As shown in fig. 4, the embodiment of the present invention includes:

s1, placing the workpiece 4 to be measured on an operation table and fixing;

s2, coating a coupling agent on the surface of the ultrasonic probe 13 contacting the detection surface of the workpiece 4;

s3, selecting one position of the detection surface, scanning the detection surface of the position by the ultrasonic probe 13, executing the step S5, finishing the position detection, executing the step S4;

s4, the ultrasonic probe 13 is moved to the next position manually to continue the detection, and the step S5 is executed;

s5, the processor 31 converts the received defect data information and the position information of the defect at the position into a three-dimensional image in a one-to-one correspondence manner;

the coupling agent is oil or vaseline;

the embodiment of the invention comprises the following steps: a time interval for detecting when the ultrasonic probe 13 moves from the previous position to the next position is defined;

in the embodiment of the invention, the workpiece 4 is a carbon fiber structure, specifically, the carbon fiber structure to be detected is horizontally arranged on an operation table and fixed, so that the carbon fiber structure to be detected is prevented from moving in the detection process, and the position of the carbon fiber structure in the X-axis direction and the position of the carbon fiber structure in the Y-axis direction are not accurate; the timer is timed on the operation table, and the time interval of each detection is specified, so that the detection efficiency and the accuracy are improved; coating a layer of oil on the surface of the ultrasonic probe 13 contacting the detection surface; selecting a position of a detection surface, contacting the ultrasonic probe 13 with the detection surface, scanning the detection surface at the position by the ultrasonic probe 13, corresponding, combining and processing the received defect data information and the position information of the defect at the position into an image by the processor 31, establishing a geometric model to obtain a three-dimensional image, and carrying out visual detection on the three-dimensional image to obtain a final visual three-dimensional image; performing binarization processing on the visible three-dimensional image, and analyzing to obtain a three-dimensional binarization image; after the completion of the position detection, the ultrasonic probe 13 is manually moved to the next position on the detection surface for detection, and the first position recorder 21 and the second position recorder 22 record the positions of the ultrasonic probe 13 after the movement, and the processor 31 performs an operation of receiving and processing the positions.

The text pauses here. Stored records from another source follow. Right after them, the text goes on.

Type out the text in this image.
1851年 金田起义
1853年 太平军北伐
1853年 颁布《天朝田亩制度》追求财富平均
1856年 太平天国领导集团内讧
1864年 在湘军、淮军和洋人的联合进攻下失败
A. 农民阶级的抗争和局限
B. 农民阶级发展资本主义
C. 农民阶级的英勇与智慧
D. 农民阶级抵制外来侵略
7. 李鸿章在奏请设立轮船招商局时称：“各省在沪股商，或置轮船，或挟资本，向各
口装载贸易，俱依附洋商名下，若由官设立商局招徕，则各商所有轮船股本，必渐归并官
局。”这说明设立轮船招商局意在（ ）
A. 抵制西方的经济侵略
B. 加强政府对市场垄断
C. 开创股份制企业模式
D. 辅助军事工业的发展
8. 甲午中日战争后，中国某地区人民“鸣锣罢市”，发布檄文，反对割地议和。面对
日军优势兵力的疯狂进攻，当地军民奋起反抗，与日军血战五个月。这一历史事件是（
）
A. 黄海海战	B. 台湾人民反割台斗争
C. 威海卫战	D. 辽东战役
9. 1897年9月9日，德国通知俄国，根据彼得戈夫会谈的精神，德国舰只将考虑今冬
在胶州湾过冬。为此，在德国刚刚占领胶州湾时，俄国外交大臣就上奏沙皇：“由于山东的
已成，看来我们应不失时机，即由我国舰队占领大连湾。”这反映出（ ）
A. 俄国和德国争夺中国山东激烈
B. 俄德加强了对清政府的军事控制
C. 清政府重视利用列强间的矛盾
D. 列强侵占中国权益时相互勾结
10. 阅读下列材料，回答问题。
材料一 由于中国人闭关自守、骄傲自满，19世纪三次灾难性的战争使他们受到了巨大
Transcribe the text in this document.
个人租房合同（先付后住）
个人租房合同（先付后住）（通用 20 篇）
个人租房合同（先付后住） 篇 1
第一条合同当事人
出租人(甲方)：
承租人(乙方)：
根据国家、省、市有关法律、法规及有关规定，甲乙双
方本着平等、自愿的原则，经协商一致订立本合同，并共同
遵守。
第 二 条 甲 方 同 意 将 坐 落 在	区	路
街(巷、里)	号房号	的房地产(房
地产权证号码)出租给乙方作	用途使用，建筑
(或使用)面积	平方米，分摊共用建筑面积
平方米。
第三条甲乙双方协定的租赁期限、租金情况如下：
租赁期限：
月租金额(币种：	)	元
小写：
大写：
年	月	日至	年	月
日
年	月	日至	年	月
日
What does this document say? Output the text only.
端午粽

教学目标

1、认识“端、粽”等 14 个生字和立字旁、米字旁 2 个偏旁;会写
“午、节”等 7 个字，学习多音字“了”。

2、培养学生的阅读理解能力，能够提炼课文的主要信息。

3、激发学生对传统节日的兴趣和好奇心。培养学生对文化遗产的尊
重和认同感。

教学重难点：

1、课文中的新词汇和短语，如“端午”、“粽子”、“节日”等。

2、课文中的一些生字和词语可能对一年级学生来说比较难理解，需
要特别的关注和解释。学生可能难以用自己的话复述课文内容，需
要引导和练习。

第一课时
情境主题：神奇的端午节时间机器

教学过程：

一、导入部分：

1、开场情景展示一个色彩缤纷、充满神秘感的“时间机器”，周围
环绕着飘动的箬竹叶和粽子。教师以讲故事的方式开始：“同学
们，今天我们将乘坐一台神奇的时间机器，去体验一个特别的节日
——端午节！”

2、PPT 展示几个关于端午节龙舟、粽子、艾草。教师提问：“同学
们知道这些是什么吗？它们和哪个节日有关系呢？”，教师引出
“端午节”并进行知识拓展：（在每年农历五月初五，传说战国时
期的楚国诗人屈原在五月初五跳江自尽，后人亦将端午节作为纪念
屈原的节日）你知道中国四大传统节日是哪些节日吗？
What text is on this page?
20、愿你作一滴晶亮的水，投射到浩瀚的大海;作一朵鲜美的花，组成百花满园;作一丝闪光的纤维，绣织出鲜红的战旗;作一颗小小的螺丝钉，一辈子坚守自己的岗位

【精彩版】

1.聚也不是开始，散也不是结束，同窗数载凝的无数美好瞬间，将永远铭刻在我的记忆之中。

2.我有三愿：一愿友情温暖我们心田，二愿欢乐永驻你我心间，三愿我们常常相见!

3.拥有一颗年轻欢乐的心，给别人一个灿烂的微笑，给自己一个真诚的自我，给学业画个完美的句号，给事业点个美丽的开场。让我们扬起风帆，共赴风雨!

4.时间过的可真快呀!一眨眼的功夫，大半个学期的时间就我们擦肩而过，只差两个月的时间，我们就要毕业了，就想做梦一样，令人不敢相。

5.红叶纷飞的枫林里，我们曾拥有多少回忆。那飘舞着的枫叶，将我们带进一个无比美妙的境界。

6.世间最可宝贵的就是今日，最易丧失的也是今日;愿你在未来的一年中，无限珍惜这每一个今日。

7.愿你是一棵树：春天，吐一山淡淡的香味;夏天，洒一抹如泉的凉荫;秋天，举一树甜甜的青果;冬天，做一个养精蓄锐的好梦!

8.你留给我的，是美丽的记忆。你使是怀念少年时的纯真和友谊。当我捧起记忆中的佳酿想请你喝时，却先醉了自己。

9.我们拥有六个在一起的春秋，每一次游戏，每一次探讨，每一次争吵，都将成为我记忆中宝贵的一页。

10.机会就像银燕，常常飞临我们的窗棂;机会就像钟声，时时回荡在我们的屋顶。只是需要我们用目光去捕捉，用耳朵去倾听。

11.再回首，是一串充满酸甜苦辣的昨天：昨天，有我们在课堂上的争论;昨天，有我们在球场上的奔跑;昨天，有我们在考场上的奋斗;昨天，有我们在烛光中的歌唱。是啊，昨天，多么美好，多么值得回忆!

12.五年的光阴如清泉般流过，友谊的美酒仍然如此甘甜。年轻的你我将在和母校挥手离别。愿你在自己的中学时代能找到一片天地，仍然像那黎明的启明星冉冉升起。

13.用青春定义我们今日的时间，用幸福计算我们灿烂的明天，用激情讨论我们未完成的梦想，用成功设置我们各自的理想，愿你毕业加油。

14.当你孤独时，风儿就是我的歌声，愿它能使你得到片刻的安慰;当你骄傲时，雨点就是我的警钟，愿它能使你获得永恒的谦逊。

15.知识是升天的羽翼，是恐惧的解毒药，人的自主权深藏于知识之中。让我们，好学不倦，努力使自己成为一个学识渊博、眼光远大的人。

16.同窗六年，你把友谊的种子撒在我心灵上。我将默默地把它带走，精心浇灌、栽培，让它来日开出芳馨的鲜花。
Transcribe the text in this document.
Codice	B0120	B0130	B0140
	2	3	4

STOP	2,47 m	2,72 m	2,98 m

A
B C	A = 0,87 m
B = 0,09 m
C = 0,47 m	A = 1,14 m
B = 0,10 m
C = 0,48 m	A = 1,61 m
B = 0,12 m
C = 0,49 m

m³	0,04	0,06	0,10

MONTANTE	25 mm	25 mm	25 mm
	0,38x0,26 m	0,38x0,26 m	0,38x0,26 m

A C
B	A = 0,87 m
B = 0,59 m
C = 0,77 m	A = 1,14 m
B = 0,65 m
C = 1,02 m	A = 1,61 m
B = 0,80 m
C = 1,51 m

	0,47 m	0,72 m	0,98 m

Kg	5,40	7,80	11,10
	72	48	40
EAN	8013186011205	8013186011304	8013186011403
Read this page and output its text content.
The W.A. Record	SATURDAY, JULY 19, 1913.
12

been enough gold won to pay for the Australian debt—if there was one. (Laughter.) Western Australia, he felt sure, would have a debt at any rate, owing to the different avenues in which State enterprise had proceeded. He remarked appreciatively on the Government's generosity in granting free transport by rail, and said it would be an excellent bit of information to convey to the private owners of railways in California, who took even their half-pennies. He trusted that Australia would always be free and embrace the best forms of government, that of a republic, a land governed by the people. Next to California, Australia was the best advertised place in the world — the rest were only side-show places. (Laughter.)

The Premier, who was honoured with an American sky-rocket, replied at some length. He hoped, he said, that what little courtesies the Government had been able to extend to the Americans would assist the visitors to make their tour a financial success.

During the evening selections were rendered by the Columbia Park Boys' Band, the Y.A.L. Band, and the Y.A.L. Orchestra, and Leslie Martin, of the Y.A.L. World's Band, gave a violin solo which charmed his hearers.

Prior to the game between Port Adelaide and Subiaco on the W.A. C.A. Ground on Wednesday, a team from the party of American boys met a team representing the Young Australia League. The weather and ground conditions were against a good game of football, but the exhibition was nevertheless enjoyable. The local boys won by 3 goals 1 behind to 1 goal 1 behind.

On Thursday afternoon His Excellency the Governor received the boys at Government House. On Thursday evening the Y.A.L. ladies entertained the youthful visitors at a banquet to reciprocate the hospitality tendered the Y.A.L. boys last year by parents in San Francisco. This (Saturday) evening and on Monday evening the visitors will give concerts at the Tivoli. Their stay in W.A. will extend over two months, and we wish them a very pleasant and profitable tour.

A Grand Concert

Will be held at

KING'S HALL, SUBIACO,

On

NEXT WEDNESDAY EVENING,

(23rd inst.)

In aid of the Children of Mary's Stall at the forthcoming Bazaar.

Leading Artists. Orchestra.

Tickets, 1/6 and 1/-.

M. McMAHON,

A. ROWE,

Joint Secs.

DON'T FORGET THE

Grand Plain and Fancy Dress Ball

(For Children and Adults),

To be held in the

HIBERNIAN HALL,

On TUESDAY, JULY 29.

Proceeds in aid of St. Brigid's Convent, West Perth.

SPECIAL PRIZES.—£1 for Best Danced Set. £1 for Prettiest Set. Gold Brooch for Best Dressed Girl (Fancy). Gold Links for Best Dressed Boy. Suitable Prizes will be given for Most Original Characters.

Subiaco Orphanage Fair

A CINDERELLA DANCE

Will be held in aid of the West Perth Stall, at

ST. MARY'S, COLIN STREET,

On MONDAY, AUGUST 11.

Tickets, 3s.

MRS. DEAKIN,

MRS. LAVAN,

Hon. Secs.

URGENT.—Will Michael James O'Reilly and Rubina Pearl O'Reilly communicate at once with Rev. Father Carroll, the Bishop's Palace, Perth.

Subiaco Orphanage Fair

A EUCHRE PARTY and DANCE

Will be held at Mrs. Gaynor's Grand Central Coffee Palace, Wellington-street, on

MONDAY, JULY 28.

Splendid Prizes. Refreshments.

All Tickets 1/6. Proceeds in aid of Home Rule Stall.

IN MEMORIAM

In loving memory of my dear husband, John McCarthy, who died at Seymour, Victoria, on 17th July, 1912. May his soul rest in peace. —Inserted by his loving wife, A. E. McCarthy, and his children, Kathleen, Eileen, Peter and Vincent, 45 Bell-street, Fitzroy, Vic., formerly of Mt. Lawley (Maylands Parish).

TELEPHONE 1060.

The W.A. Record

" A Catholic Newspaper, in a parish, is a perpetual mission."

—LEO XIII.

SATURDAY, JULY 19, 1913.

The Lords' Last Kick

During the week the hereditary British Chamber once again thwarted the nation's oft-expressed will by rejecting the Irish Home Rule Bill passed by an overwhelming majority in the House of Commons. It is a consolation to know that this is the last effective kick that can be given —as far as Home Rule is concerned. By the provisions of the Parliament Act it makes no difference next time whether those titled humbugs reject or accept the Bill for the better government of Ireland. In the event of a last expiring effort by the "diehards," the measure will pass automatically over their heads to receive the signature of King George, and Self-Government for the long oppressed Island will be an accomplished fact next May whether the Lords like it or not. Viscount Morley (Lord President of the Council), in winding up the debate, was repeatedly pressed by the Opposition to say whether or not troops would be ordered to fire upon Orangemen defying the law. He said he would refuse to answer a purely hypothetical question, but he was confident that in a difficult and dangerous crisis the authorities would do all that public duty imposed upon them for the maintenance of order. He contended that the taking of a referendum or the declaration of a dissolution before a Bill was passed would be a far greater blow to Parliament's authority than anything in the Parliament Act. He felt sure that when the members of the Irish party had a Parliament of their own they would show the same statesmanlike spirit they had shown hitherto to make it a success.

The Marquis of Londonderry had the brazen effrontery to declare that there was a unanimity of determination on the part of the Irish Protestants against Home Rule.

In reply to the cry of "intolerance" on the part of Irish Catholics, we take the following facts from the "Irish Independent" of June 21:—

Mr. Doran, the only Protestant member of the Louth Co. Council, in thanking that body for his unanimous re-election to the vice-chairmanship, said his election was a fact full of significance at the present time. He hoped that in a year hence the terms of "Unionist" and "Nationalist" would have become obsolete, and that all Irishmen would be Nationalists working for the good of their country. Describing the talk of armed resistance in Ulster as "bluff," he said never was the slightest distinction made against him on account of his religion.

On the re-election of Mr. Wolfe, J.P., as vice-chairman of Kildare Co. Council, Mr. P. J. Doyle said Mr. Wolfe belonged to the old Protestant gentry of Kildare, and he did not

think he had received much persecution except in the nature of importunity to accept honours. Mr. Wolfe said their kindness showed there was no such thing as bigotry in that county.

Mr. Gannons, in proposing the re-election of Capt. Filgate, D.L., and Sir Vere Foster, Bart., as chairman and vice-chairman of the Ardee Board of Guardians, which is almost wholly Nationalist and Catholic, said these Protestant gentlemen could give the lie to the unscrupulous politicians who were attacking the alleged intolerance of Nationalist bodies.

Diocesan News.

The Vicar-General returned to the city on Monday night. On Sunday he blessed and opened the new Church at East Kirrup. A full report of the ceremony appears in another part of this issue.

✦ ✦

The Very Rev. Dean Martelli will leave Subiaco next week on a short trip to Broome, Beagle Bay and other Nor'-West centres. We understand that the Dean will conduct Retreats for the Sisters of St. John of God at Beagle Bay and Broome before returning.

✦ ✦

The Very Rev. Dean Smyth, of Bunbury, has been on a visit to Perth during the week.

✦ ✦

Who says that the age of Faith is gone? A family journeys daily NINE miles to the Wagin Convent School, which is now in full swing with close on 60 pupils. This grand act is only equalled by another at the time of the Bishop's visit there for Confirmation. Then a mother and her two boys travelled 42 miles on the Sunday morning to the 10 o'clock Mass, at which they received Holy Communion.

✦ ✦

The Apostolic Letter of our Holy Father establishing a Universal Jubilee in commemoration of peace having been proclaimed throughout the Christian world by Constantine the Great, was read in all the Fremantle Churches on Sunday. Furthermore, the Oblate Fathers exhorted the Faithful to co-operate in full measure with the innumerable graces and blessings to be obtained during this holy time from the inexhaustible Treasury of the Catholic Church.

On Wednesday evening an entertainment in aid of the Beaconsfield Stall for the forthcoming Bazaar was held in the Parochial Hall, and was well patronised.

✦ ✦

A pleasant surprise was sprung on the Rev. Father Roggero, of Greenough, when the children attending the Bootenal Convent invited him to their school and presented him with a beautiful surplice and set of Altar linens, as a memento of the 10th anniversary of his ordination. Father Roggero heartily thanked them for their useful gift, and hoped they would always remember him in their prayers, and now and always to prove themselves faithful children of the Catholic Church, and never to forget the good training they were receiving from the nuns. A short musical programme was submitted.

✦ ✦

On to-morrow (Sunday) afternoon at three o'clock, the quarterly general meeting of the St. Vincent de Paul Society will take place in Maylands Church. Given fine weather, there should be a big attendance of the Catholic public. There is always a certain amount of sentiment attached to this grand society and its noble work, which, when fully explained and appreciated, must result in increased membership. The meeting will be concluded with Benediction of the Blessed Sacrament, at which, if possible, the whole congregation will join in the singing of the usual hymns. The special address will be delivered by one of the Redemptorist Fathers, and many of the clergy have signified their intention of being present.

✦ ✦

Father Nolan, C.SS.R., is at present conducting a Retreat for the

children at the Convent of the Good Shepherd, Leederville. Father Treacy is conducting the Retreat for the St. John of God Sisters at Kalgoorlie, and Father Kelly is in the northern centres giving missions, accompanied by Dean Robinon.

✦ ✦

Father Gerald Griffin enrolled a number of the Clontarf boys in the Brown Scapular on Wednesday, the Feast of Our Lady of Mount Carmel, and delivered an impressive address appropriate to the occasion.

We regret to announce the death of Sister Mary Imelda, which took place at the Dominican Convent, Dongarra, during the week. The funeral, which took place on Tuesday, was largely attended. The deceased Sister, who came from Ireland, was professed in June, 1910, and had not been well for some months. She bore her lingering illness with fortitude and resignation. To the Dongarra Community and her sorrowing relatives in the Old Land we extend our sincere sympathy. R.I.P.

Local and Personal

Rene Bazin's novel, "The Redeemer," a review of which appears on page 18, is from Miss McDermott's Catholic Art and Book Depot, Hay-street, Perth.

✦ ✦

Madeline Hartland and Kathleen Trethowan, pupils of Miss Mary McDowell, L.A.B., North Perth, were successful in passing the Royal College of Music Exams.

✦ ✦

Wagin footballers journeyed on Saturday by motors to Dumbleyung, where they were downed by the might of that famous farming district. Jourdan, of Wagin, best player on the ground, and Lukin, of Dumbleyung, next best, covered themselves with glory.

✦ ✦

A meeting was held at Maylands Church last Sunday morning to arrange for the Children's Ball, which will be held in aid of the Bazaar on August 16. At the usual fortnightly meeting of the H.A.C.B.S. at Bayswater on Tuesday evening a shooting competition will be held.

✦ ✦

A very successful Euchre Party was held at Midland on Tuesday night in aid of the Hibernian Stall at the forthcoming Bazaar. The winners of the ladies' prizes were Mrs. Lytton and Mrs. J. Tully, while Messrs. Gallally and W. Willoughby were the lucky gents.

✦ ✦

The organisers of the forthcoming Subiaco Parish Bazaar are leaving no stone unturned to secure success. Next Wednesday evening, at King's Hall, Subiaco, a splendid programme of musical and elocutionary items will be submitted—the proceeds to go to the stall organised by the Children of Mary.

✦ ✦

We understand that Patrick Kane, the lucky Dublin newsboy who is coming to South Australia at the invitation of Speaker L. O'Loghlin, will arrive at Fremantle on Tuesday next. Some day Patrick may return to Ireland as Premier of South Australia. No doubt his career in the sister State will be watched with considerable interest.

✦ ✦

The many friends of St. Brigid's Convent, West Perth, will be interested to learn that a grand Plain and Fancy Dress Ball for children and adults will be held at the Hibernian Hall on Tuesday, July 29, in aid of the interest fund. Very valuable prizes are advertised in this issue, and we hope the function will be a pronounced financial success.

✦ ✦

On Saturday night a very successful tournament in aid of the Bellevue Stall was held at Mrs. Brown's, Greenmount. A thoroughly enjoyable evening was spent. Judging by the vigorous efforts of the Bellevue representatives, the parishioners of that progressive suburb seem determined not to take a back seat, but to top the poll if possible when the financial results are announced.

The first position recorder 21 and the second position recorder 22 record positions simultaneously with the detection by the ultrasonic probe 13, and the coupling agent is oil or vaseline.

Although the present invention has been described with reference to a preferred embodiment, it should be understood that various changes, substitutions and alterations can be made herein without departing from the spirit and scope of the invention as defined by the appended claims.